Apesar das aparências, as questões da língua portuguesa não deixam toda a gente insensível. Na quarta-feira, veio ter comigo um camarada da «Única» que, rindo, me mostrou o modo como na "Focus" se escreve slogan: slôgane. Disse-lhe que já tinha visto o barbarismo, ou a barbaridade, pelo menos uma vez. «E já sabes do ferribote?», replicou. Não, respondi. «Vem no dicionário.»
Não foi difícil adivinhar em que dicionário. Lá está, pág. 1728 do volume I: «ferribote .... s. m. (do ingl. ferryboat). Barco de transporte de pessoas, veículos e mesmo comboios, em pequenas distâncias» (até quantas milhas?, pensei). Mas neste passo fiquei sobressaltado, tremendo - num dia já «com carros» - pelo futuro da CP: os comboios já não seriam veículos? Fui a correr à pág. 875 do mesmo volume e respirei aliviado; comboio ainda era «um «meio de transporte colectivo interurbano que consiste num veículo (...)». Agora restava-me rezar para que os ferribotes não ousassem transportar animais (mesmo «de companhia»)e não se aventurassem em médias distâncias. Lá ia por água abaixo o trabalho do lexicógrafo.
Com coisas destas, alguém da Classe de Letras da Academia das Ciências de Lisboa continua a mostrar que não teme o ridículo. É o fado. «Quando ele era rapazote/ levou consigo no ferribote/ um varino atrevidote.» Rima, mas não é verdade. É apenas tolice e invenção, como as que foram pagas pelo pobre contribuinte através dos Ministérios que financiaram o trabalhão. E eu que pensava hoje escrever sobre coisas mais sérias, esquecendo-me de que o jornalista (tal como outras profissões) tem de prestar atenção aos factos, por mais brutais que sejam.

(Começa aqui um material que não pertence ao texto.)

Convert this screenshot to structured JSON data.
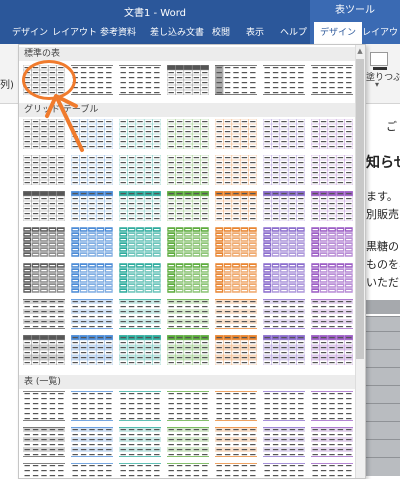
{
  "window": {
    "title": "文書1 - Word",
    "context_tab_group": "表ツール"
  },
  "ribbon_tabs": [
    "デザイン",
    "レイアウト",
    "参考資料",
    "差し込み文書",
    "校閲",
    "表示",
    "ヘルプ",
    "デザイン",
    "レイアウト"
  ],
  "active_tab_index": 7,
  "ribbon": {
    "left_fragment": "列)",
    "shading_label": "塗りつぶし"
  },
  "gallery": {
    "sections": [
      "標準の表",
      "グリッド テーブル",
      "表 (一覧)"
    ],
    "grid_table_rows": 7,
    "list_table_rows": 3,
    "columns": 7,
    "theme_colors": [
      "#5a5a5a",
      "#4a8ad6",
      "#2dab9d",
      "#5cab3c",
      "#e8842f",
      "#8a6ccc",
      "#9b5cc4"
    ],
    "selected": "標準の表 / 表 (格子)"
  },
  "document": {
    "lines": [
      "ご",
      "知らせ",
      "ます。",
      "別販売の",
      "黒糖の",
      "ものを、",
      "いただき"
    ]
  }
}
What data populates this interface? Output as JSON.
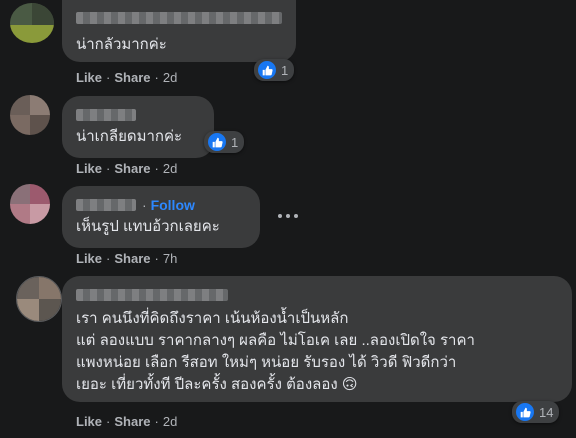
{
  "actions": {
    "like": "Like",
    "share": "Share",
    "sep": "·"
  },
  "comments": [
    {
      "text": "น่ากลัวมากค่ะ",
      "time": "2d",
      "reactions": "1"
    },
    {
      "text": "น่าเกลียดมากค่ะ",
      "time": "2d",
      "reactions": "1"
    },
    {
      "text": "เห็นรูป แทบอ้วกเลยคะ",
      "time": "7h",
      "follow": "Follow",
      "follow_sep": "·"
    },
    {
      "lines": [
        "เรา คนนึงที่คิดถึงราคา เน้นห้องน้ำเป็นหลัก",
        "แต่ ลองแบบ ราคากลางๆ ผลคือ ไม่โอเค เลย ..ลองเปิดใจ ราคา",
        "แพงหน่อย เลือก รีสอท ใหม่ๆ หน่อย รับรอง ได้ วิวดี ฟิวดีกว่า",
        "เยอะ เที่ยวทั้งที ปีละครั้ง สองครั้ง ต้องลอง 🙃"
      ],
      "time": "2d",
      "reactions": "14"
    }
  ],
  "colors": {
    "background": "#18191a",
    "bubble": "#3a3b3c",
    "like_blue": "#1877f2",
    "follow_blue": "#2d88ff"
  },
  "icons": {
    "reaction": "thumbs-up-icon",
    "more": "more-horizontal-icon"
  }
}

Outro dia (23/8/03), o meu amigo Pedro d'Anunciação lembrou, na sua crónica do «Actual», «o horror de recepcionar» e outros pequenos e médios horrores das «linguagens televisivas». Eu próprio já tinha tentado elencar, como agora se diz, alguns vocábulos a meu ver aberrantes, desnecessários ou... nem sei como qualificá-los sem insultar ninguém. O recepcionar, o direccionar e o reposicionar fazem parte da já extensa lista de verbos que nos querem impingir, com apoio ou passividade da Imprensa, da Universidade, do poder central, do poder local, do poder audiovisual e até, receio, do poder deste jornal. Essas manias só prejudicam a adopção, tantas vezes necessária, de novas palavras que façam realmente falta para descrever novas realidades (ou até só para variar...).

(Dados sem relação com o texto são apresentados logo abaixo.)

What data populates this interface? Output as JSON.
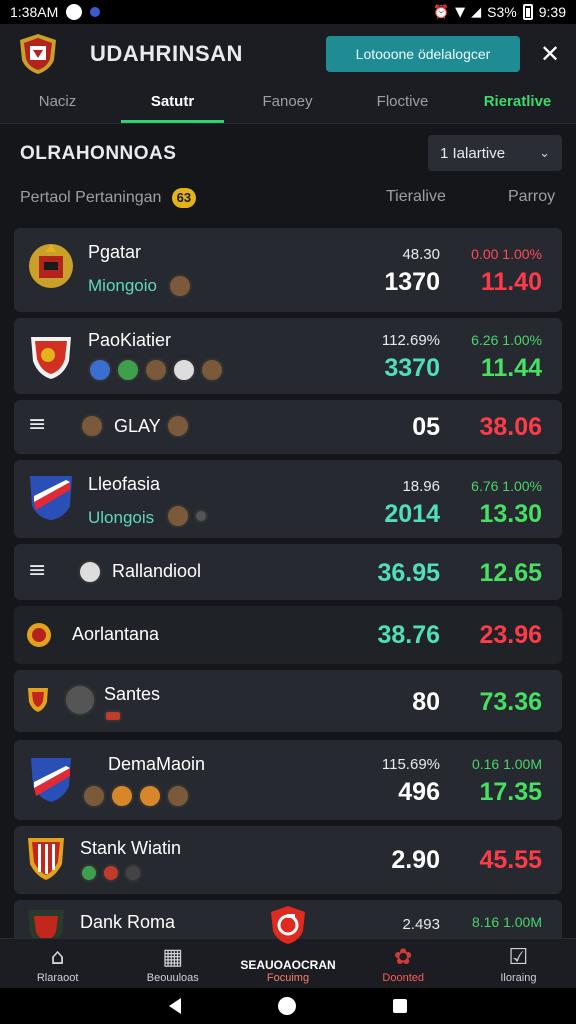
{
  "status_bar": {
    "time": "1:38AM",
    "battery_text": "S3%",
    "clock": "9:39"
  },
  "header": {
    "title": "UDAHRINSAN",
    "promo_label": "Lotooone ödelalogcer",
    "close_glyph": "✕"
  },
  "tabs": [
    {
      "label": "Naciz"
    },
    {
      "label": "Satutr"
    },
    {
      "label": "Fanoey"
    },
    {
      "label": "Floctive"
    },
    {
      "label": "Rieratlive"
    }
  ],
  "section": {
    "title": "OLRAHONNOAS",
    "filter_label": "1  Ialartive",
    "subtitle": "Pertaol Pertaningan",
    "badge": "63",
    "col_a": "Tieralive",
    "col_b": "Parroy"
  },
  "rows": [
    {
      "name": "Pgatar",
      "sub": "Miongoio",
      "small_a": "48.30",
      "big_a": "1370",
      "small_b": "0.00 1.00%",
      "big_b": "11.40"
    },
    {
      "name": "PaoKiatier",
      "sub": "",
      "small_a": "112.69%",
      "big_a": "3370",
      "small_b": "6.26 1.00%",
      "big_b": "11.44"
    },
    {
      "name": "GLAY",
      "sub": "",
      "small_a": "",
      "big_a": "05",
      "small_b": "",
      "big_b": "38.06"
    },
    {
      "name": "Lleofasia",
      "sub": "Ulongois",
      "small_a": "18.96",
      "big_a": "2014",
      "small_b": "6.76 1.00%",
      "big_b": "13.30"
    },
    {
      "name": "Rallandiool",
      "sub": "",
      "small_a": "",
      "big_a": "36.95",
      "small_b": "",
      "big_b": "12.65"
    },
    {
      "name": "Aorlantana",
      "sub": "",
      "small_a": "",
      "big_a": "38.76",
      "small_b": "",
      "big_b": "23.96"
    },
    {
      "name": "Santes",
      "sub": "",
      "small_a": "",
      "big_a": "80",
      "small_b": "",
      "big_b": "73.36"
    },
    {
      "name": "DemaMaoin",
      "sub": "",
      "small_a": "115.69%",
      "big_a": "496",
      "small_b": "0.16 1.00M",
      "big_b": "17.35"
    },
    {
      "name": "Stank Wiatin",
      "sub": "",
      "small_a": "",
      "big_a": "2.90",
      "small_b": "",
      "big_b": "45.55"
    },
    {
      "name": "Dank Roma",
      "sub": "",
      "small_a": "2.493",
      "big_a": "",
      "small_b": "8.16 1.00M",
      "big_b": ""
    }
  ],
  "bottom_nav": [
    {
      "label": "Rlaraoot",
      "icon": "home-icon"
    },
    {
      "label": "Beouuloas",
      "icon": "stats-icon"
    },
    {
      "label_top": "SEAUOAOCRAN",
      "label_bot": "Focuimg",
      "icon": "logo-badge-icon"
    },
    {
      "label": "Doonted",
      "icon": "gift-icon"
    },
    {
      "label": "Iloraing",
      "icon": "clipboard-icon"
    }
  ],
  "colors": {
    "accent_green": "#2ed36b",
    "promo": "#1f8c93",
    "red": "#ff3b4a",
    "teal": "#4fe0b8",
    "bg": "#14161a",
    "card": "#262930"
  }
}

Dessas, o Pedro citava uma que, infelizmente para muitos, passou a ter sentido: deslocalização (tal como, uns anos antes de ser transmitida para a China a administração de Macau, se passou a falar em localização dos quadros do território). Mas em muitos outros casos não se vê o motivo por que os inteligentes que nos governam põem em curso tantas originalidades. Não poderiam ocupar o tempo a trabalhar a bem da nação (ou, se isso é pedir muito, da sua bolsa e da sua vida)? Uma das linhas de ataque da tolice é quando querem aportuguesar tudo a torto e a direito. Daqui sugiro que além de tontos sejam coerentes e escrevam autedore, em vez de outdoor, jetesete em vez de jet set, escrine em vez de screen e sofetuere em vez de software. Ou aplica-se só a palavras de línguas latinas a necessidade (acham eles) de aportuguesar à bruta? Perde-se em inteligibilidade, mas faz-se a vontade à rapaziada. Repare-se que não faço demagogia: os exemplos acima, que a egrégia Academia pode não ter ainda aportuguesado (prometo confirmar quando for de férias), são apenas de termos encontrados nos media.

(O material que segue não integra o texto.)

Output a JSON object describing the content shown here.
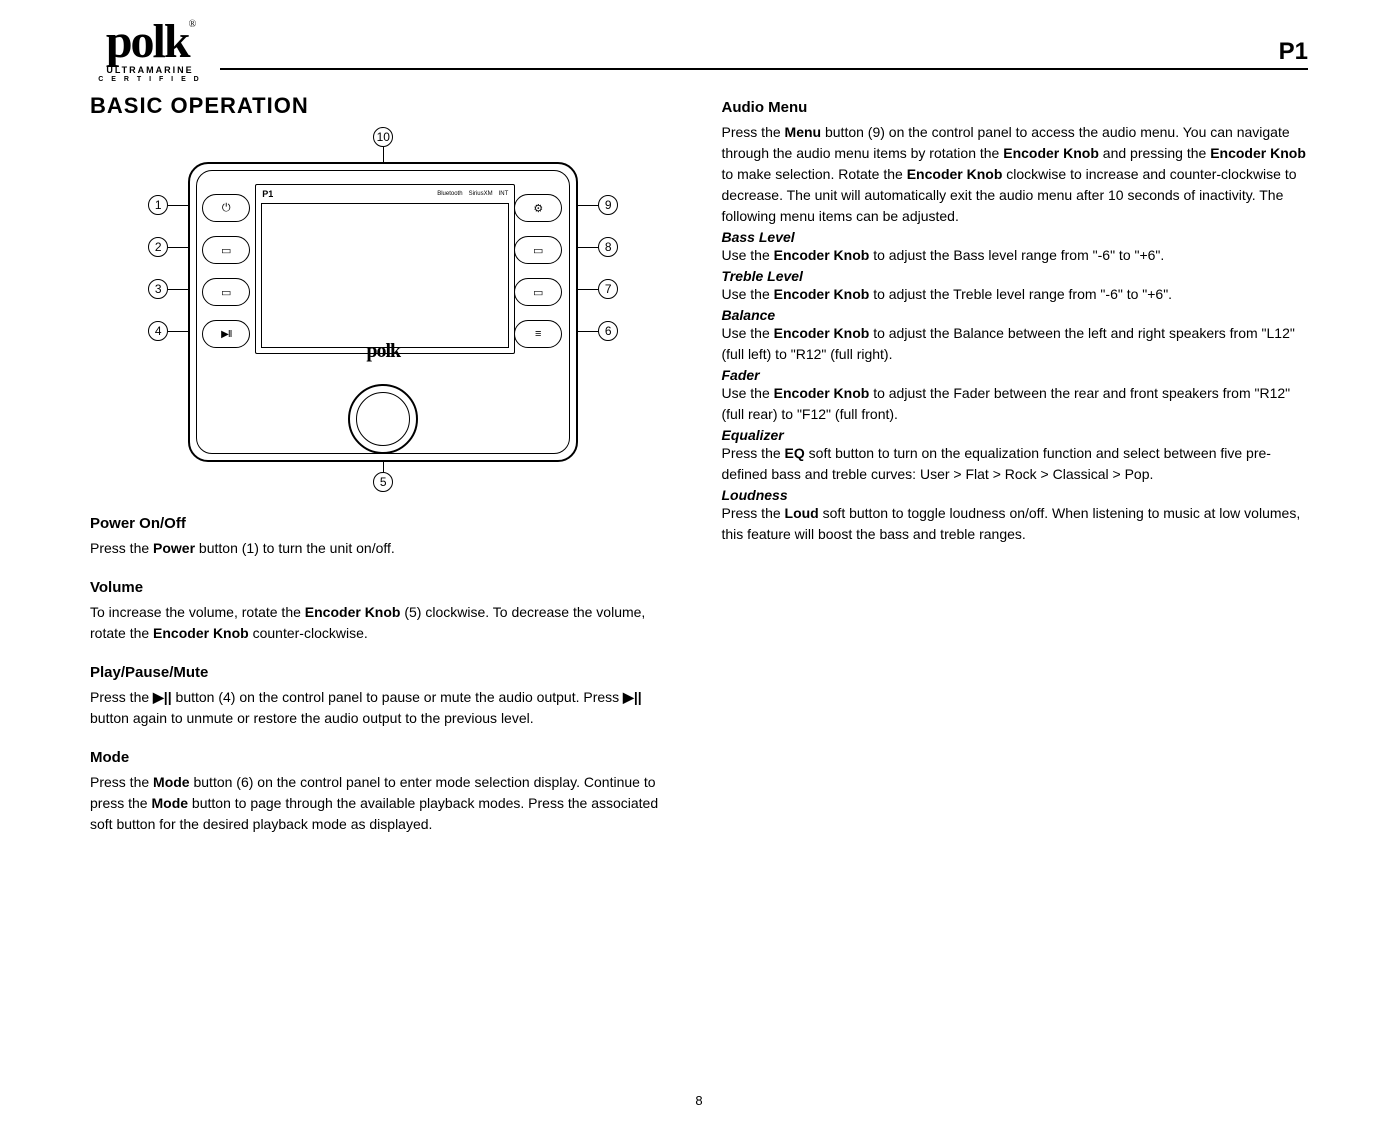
{
  "header": {
    "brand": "polk",
    "brand_sub1": "ULTRAMARINE",
    "brand_sub2": "C E R T I F I E D",
    "model": "P1"
  },
  "page_number": "8",
  "diagram": {
    "screen_model": "P1",
    "status_icons": [
      "Bluetooth",
      "SiriusXM",
      "INT"
    ],
    "center_brand": "polk",
    "callouts": [
      "1",
      "2",
      "3",
      "4",
      "5",
      "6",
      "7",
      "8",
      "9",
      "10"
    ],
    "left_buttons_icons": [
      "power",
      "flat",
      "flat",
      "playpause"
    ],
    "right_buttons_icons": [
      "gear",
      "flat",
      "flat",
      "menu"
    ]
  },
  "left_column": {
    "main_heading": "BASIC OPERATION",
    "sections": [
      {
        "heading": "Power On/Off",
        "body_pre": "Press the ",
        "body_b1": "Power",
        "body_post": " button (1) to turn the unit on/off."
      },
      {
        "heading": "Volume",
        "body_pre": "To increase the volume, rotate the ",
        "body_b1": "Encoder Knob",
        "body_mid": " (5) clockwise. To decrease the volume, rotate the ",
        "body_b2": "Encoder Knob",
        "body_post": " counter-clockwise."
      },
      {
        "heading": "Play/Pause/Mute",
        "body_pre": "Press the ",
        "body_sym1": "▶||",
        "body_mid": " button (4) on the control panel to pause or mute the audio output. Press ",
        "body_sym2": "▶||",
        "body_post": " button again to unmute or restore the audio output to the previous level."
      },
      {
        "heading": "Mode",
        "body_pre": "Press the ",
        "body_b1": "Mode",
        "body_mid": " button (6) on the control panel to enter mode selection display. Continue to press the ",
        "body_b2": "Mode",
        "body_post": " button to page through the available playback modes. Press the associated soft button for the desired playback mode as displayed."
      }
    ]
  },
  "right_column": {
    "heading": "Audio Menu",
    "intro_pre": "Press the ",
    "intro_b1": "Menu",
    "intro_mid1": " button (9) on the control panel to access the audio menu. You can navigate through the audio menu items by rotation the ",
    "intro_b2": "Encoder Knob",
    "intro_mid2": " and pressing the ",
    "intro_b3": "Encoder Knob",
    "intro_mid3": " to make selection. Rotate the ",
    "intro_b4": "Encoder Knob",
    "intro_post": " clockwise to increase and counter-clockwise to decrease. The unit will automatically exit the audio menu after 10 seconds of inactivity. The following menu items can be adjusted.",
    "items": [
      {
        "sub": "Bass Level",
        "pre": "Use the ",
        "b1": "Encoder Knob",
        "post": " to adjust the Bass level range from \"-6\" to \"+6\"."
      },
      {
        "sub": "Treble Level",
        "pre": "Use the ",
        "b1": "Encoder Knob",
        "post": " to adjust the Treble level range from \"-6\" to \"+6\"."
      },
      {
        "sub": "Balance",
        "pre": "Use the ",
        "b1": "Encoder Knob",
        "post": " to adjust the Balance between the left and right speakers from \"L12\" (full left) to \"R12\" (full right)."
      },
      {
        "sub": "Fader",
        "pre": "Use the ",
        "b1": "Encoder Knob",
        "post": " to adjust the Fader between the rear and front speakers from \"R12\" (full rear) to \"F12\" (full front)."
      },
      {
        "sub": "Equalizer",
        "pre": "Press the ",
        "b1": "EQ",
        "post": " soft button to turn on the equalization function and select between five pre-defined bass and treble curves: User > Flat > Rock > Classical > Pop."
      },
      {
        "sub": "Loudness",
        "pre": "Press the ",
        "b1": "Loud",
        "post": " soft button to toggle loudness on/off. When listening to music at low volumes, this feature will boost the bass and treble ranges."
      }
    ]
  }
}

O EXPRESSO, por exemplo, fala de video-screens no mesmo texto em que se escreve ecrã (2/8/03) - aparente aversão às palavras francesas, incluindo as bem conhecidas por milhões de cinéfilos... mesmo portugueses. Vou-me rir quando aportuguesarem travelling, zoom, set, and so on, und so weiter, etc. Sem falar nos chips, nos bytes e no boom (todos num texto do EXPRESSO, também de 2/8/03). E o ranking? E o mail? E as majors? E o green? E o shot? E o cut? E a shortlist? E o workshop? E o making of? E a fast food? Tudo ovelhas a devorar pelos lobos inquisitoriais dos aportuguesamentos selvagens, capazes de inventar o fastefude.Importam-se de parar meio minuto para pensar? Quando havia liberdade de importar palavras de outras línguas (e, com a abertura do mercado a praticamente tudo, é bizarro que não a haja agora), o cidadão que só pôde aprender uma língua estrangeira, o português (não se iludam, o português começa a ser para muitos de nós uma língua quase estrangeira), ficava ao menos na posse de umas dezenas de palavras de outras línguas.
Por exemplo, na tauromaquia, diestro, ruedo, arena (não, esta palavra não é portuguesa, é latina - ou, se quiserem, espanhola; em verdadeiro português escrever-se-ia areia). Na música, scherzo, staccato, vibrato, adagio, tremolo e tantas outras (então, patrioteiros, escrevam obra em vez de ópera!...). No escritório, o dossier. Na economia, inúmeras (mas, como costumam ser inglesas, são perdoadas...).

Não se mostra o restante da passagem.